Finding inspiration in the face of despair

“If we all understood that everyone is different for a reason, and accept and respect each other the way we are, surely, this world would be so much better for it”

Morung Express Feature
Dimapur | February 26  

More and more stories about people with physical setbacks accomplishing feats are bringing a change to reflect reality for able-bodied people.  

People considered as “limited” are now proving those around them that they always had the will to accomplish what others thought impossible.  

Born with the physical condition of “congenital deformity of bones,” life was always a full-sized challenge for Anungla Longchari, especially for her mother who had to nurse her fragile body with extra care and concern. “My parents were very careful even while traveling in the car. They would hold me up so that my back would not get hurt or break,” she recollects. 

 She was considered limited due to the birth defect and never got an opportunity to attend school. However, little did anyone comprehend that one day this fragile girl would start writing and even work in a newspaper office.  

“I just learned to read and write at home by going through my sibling’s books. I was born very fragile. Doctors told my parents that I wouldn’t survive for long,” Anung says.  

Gradually as she grew up, Anung began to realize that “life was not as normal as others’.” Anung says that whenever she went out, she always felt “sympathy and feelings of pity” and as an object “to be scrutinized or studied.”  

“At one point of time, I was very angry and depressed. I started questioning God, why I was brought into this world to just exist and not live,” she says.  

While still living in despair, life unfolded a turning point in her life. There was a big healing crusade in Dimapur. Anung’s mother, being a “very strong woman of faith” believed that if her daughter attended that service, she would get healed. Anung agreed to attend the crusade and miraculously, she received healing.  

“That was the moment I began to feel a sensation throughout my legs. I stood up and I could take one or two steps by myself. After returning home, people started coming to my place… they wanted to witness the miracle that they had heard of and they would ask me to stand up and walk to see that healing had really taken place in me. They couldn’t believe and so they wanted to see for themselves the healing,” she remembers with delight.  

“I gradually realized God’s purpose for me. After the healing, I began to have a more positive outlook on life,” she adds.  

The “miracle story” soon caught the attention of the media and Nagaland Page covered her story in an interview. That was the beginning of a new journey for both sides.  

“I was starting to write at that time. A few of my poems got published in the paper (Nagaland Page). They saw me not as a limitation, but an opportunity and offered me a job,” she states with utmost appreciation for the newspaper where she worked for more than twelve years as a graphic designer.  

The whole experience gave her the chance to strive for more and accomplish what many only dream of. She says that Nagaland Page was “the first step into the outside world, an eye-opening experience in many ways.”  

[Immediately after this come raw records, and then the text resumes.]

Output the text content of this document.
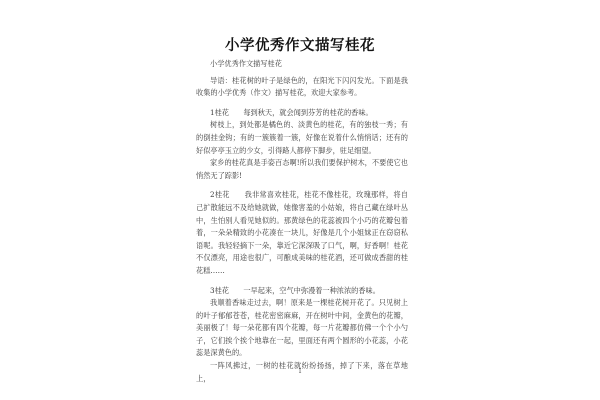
小学优秀作文描写桂花

小学优秀作文描写桂花

导语：桂花树的叶子是绿色的，在阳光下闪闪发光。下面是我收集的小学优秀（作文）描写桂花，欢迎大家参考。

1桂花　　每到秋天，就会闻到芬芳的桂花的香味。

树枝上，到处都是橘色的、淡黄色的桂花，有的独枝一秀；有的倒挂金钩；有的一簇簇着一簇，好像在说着什么悄悄话；还有的好似亭亭玉立的少女，引得路人都停下脚步，驻足细望。

家乡的桂花真是手姿百态啊!所以我们要保护树木，不要使它也悄然无了踪影!

2桂花　　我非常喜欢桂花，桂花不像桂花，玫瑰那样，将自己扩散能远不及给她就做，她像害羞的小姑娘，将自己藏在绿叶丛中，生怕别人看见她似的。那黄绿色的花蕊被四个小巧的花瓣包着着，一朵朵精致的小花凑在一块儿，好像是几个小姐妹正在窃窃私语呢。我轻轻摘下一朵，靠近它深深吸了口气，啊，好香啊！桂花不仅漂亮，用途也很广，可酿成美味的桂花酒，还可做成香甜的桂花糕……

3桂花　　一早起来，空气中弥漫着一种浓浓的香味。

我顺着香味走过去，啊！原来是一棵桂花树开花了。只见树上的叶子郁郁苍苍，桂花密密麻麻，开在树叶中间，金黄色的花瓣，美丽极了！每一朵花都有四个花瓣，每一片花瓣都仿佛一个个小勺子，它们挨个挨个地靠在一起，里面还有两个圆形的小花蕊，小花蕊是深黄色的。

一阵风拂过，一树的桂花就纷纷扬扬，掉了下来，落在草地上，

1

Currently, she is fully involved in the Sinai Ministry and The Lighthouse Church, Dimapur, taking care of the weekly newsletter and media-related activities of the organisations.  

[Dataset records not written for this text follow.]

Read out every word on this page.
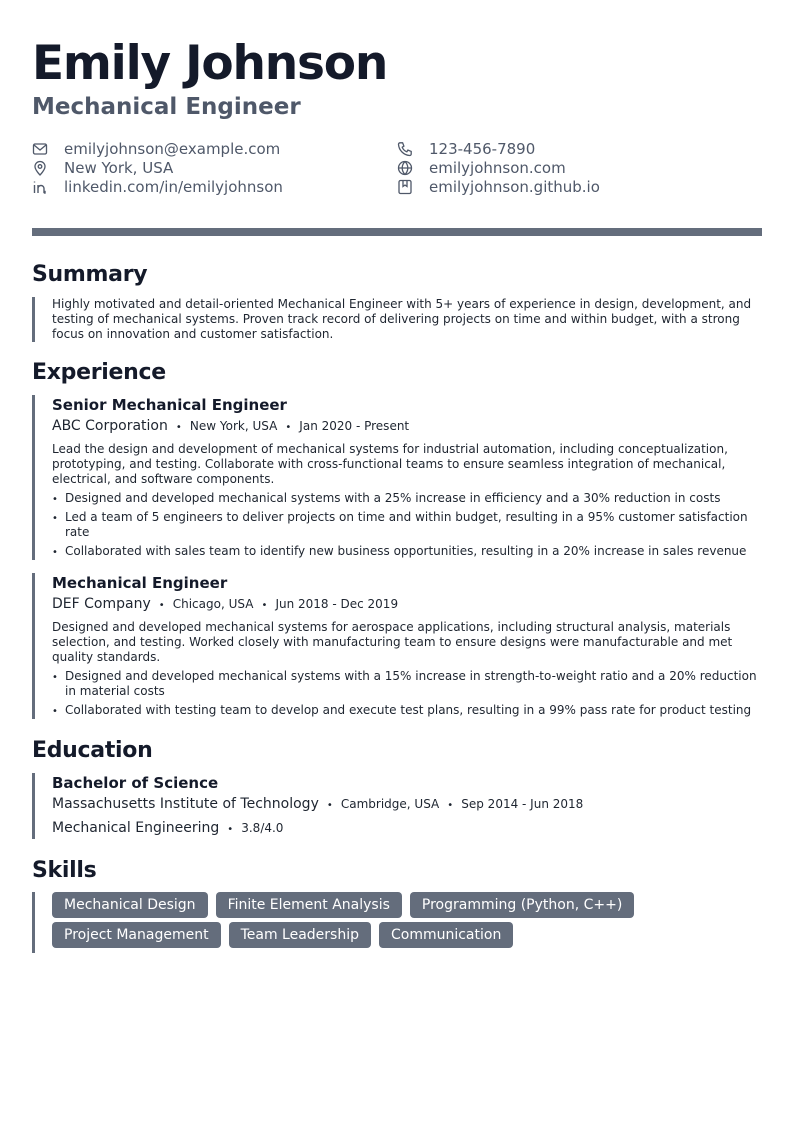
Emily Johnson
Mechanical Engineer
emilyjohnson@example.com
New York, USA
linkedin.com/in/emilyjohnson
123-456-7890
emilyjohnson.com
emilyjohnson.github.io
Summary

Highly motivated and detail-oriented Mechanical Engineer with 5+ years of experience in design, development, and testing of mechanical systems. Proven track record of delivering projects on time and within budget, with a strong focus on innovation and customer satisfaction.

Experience
Senior Mechanical Engineer
ABC Corporation • New York, USA • Jan 2020 - Present

Lead the design and development of mechanical systems for industrial automation, including conceptualization, prototyping, and testing. Collaborate with cross-functional teams to ensure seamless integration of mechanical, electrical, and software components.

• Designed and developed mechanical systems with a 25% increase in efficiency and a 30% reduction in costs
• Led a team of 5 engineers to deliver projects on time and within budget, resulting in a 95% customer satisfaction rate
• Collaborated with sales team to identify new business opportunities, resulting in a 20% increase in sales revenue
Mechanical Engineer
DEF Company • Chicago, USA • Jun 2018 - Dec 2019

Designed and developed mechanical systems for aerospace applications, including structural analysis, materials selection, and testing. Worked closely with manufacturing team to ensure designs were manufacturable and met quality standards.

• Designed and developed mechanical systems with a 15% increase in strength-to-weight ratio and a 20% reduction in material costs
• Collaborated with testing team to develop and execute test plans, resulting in a 99% pass rate for product testing
Education
Bachelor of Science
Massachusetts Institute of Technology • Cambridge, USA • Sep 2014 - Jun 2018
Mechanical Engineering • 3.8/4.0
Skills
Mechanical Design	Finite Element Analysis	Programming (Python, C++)
Project Management	Team Leadership	Communication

The inspiring soul, who in her leisure time enjoys writing, reading, music, movies, knitting and crocheting, says that she does not have anyone as a role model; “Not that I have high standards, but because I don’t want to have to try to live up to someone’s standards or ideals, and fail or lose myself and who I am meant to be, in the quest.”  

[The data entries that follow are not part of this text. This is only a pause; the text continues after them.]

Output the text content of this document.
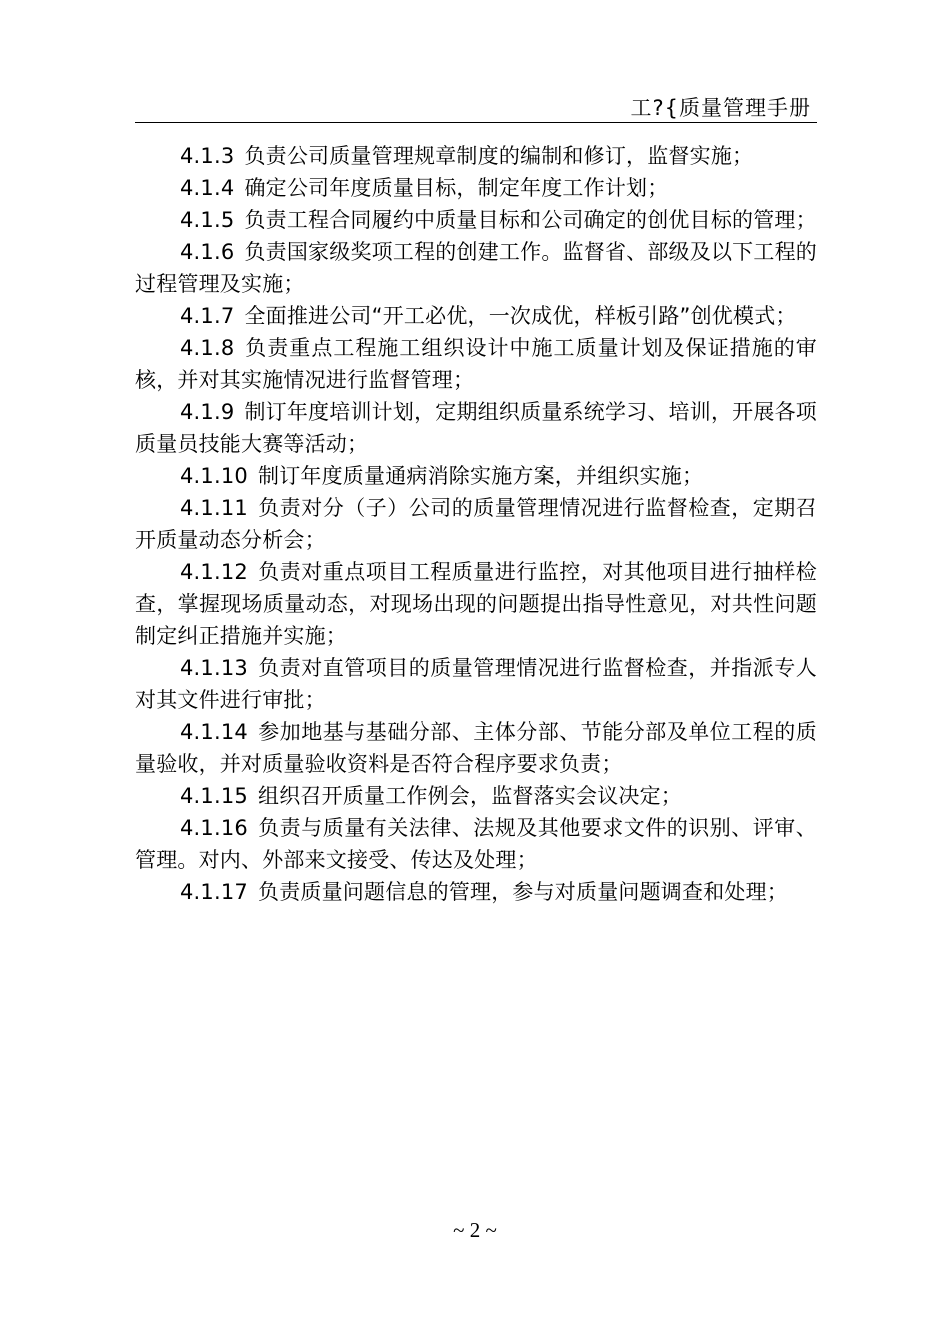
工?{质量管理手册

4.1.3 负责公司质量管理规章制度的编制和修订，监督实施；

4.1.4 确定公司年度质量目标，制定年度工作计划；

4.1.5 负责工程合同履约中质量目标和公司确定的创优目标的管理；

4.1.6 负责国家级奖项工程的创建工作。监督省、部级及以下工程的过程管理及实施；

4.1.7 全面推进公司“开工必优，一次成优，样板引路”创优模式；

4.1.8 负责重点工程施工组织设计中施工质量计划及保证措施的审核，并对其实施情况进行监督管理；

4.1.9 制订年度培训计划，定期组织质量系统学习、培训，开展各项质量员技能大赛等活动；

4.1.10 制订年度质量通病消除实施方案，并组织实施；

4.1.11 负责对分（子）公司的质量管理情况进行监督检查，定期召开质量动态分析会；

4.1.12 负责对重点项目工程质量进行监控，对其他项目进行抽样检查，掌握现场质量动态，对现场出现的问题提出指导性意见，对共性问题制定纠正措施并实施；

4.1.13 负责对直管项目的质量管理情况进行监督检查，并指派专人对其文件进行审批；

4.1.14 参加地基与基础分部、主体分部、节能分部及单位工程的质量验收，并对质量验收资料是否符合程序要求负责；

4.1.15 组织召开质量工作例会，监督落实会议决定；

4.1.16 负责与质量有关法律、法规及其他要求文件的识别、评审、管理。对内、外部来文接受、传达及处理；

4.1.17 负责质量问题信息的管理，参与对质量问题调查和处理；

~ 2 ~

She asserts, “Nobody is perfect, but I strongly believe that there is an inherent goodness in every single being and that goodness comes through in different ways and measures, breadths, lengths, and in various shades and forms. That is what makes it so intriguing and inspirational about everyone; that yes, that’s what it takes to keep her/his story going… because in the end, we are all stories but with different plots, parts and endings.”  

Sharing her outlook on being a person with physical challenges and born different from what society term as ‘normal’, Anung says, “I have had people cluck their tongues in sympathy and say out loud (right in front of me, as if I wasn’t around) how very “unlucky” I was to be born the way I am. It took me a long time to realize that physical limitations do not make one a handicap. The real handicap or the lack of it lies in the mind. A person who cannot think or love beyond the four walls of their home, and who limit their understanding of the world within their periphery, and can never quite comprehend the beauty and magnitude of God’s blueprint for His creations, is, to me, suffering from the worst kind of handicap.”  

“If we all understood that everyone is different for a reason, and accept and respect each other the way we are, surely, this world would be so much better for it,” she stated with much hope and trust.